İşçiler, sınıfların şiltelerle dolu olduğunu, ancak günün sonuna kadar tamamen işgal edileceğini söyledi.
Bu arada Lübnan hastanelerine, doktorların bir zayiat ve yaralanma dalgasına karşı hazırlıklı olmaları nedeniyle Pazartesi günü tüm seçmeli ameliyatları iptal etmeleri emredildi.
Beyrut'taki gergin ve belirsiz atmosfere rağmen, bazı insanlar meydan okuyordu.
Bir adam BBC'ye verdiği demeçte, "Toplam bir savaş olursa, siyasi ilişkilerimiz ne olursa olsun Lübnan halkı olarak birlikte durmalıyız, çünkü günün sonunda ülkemiz bombalanıyor" dedi.
Diğerleri ise sadece şiddete boyun eğdiler.
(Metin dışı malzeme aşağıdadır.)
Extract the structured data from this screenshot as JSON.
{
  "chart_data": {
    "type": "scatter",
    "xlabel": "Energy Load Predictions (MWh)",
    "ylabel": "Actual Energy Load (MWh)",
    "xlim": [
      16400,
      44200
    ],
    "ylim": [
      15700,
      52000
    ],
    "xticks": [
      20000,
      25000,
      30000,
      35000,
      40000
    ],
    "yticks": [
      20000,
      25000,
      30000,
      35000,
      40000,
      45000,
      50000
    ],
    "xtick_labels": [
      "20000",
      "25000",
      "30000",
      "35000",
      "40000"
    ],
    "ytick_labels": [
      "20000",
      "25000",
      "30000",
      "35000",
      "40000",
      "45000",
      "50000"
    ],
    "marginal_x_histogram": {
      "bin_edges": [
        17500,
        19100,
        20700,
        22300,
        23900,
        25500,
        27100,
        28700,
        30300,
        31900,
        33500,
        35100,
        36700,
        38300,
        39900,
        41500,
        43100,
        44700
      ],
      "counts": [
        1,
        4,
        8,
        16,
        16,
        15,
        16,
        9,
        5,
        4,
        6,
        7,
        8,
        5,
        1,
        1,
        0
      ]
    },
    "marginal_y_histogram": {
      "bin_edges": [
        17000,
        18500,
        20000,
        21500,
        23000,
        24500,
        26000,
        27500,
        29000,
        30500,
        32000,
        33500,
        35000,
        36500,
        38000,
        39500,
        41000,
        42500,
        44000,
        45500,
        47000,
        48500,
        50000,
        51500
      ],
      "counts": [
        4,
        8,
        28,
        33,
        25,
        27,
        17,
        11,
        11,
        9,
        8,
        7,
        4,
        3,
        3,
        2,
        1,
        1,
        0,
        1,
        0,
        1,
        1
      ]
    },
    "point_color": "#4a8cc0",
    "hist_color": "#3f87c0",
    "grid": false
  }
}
Savaş istiyorlarsa ne yapabiliriz?
Bize dayatıldı.
Mağaza sahibi Mohammed Sibai Reuters'e verdiği demeçte, hiçbir şey yapamayız.
Başkentteki Hizbullah'ın ana güç üssü Dahieyh'in güney Beyrut banliyösünde 57 yaşındaki Muhammed, BBC'ye 1975'ten beri tüm savaşlardan sağ çıktığını, bu yüzden benim için normal olduğunu söyledi.
Gitmeyeceğim, evimde olacağım, dedi.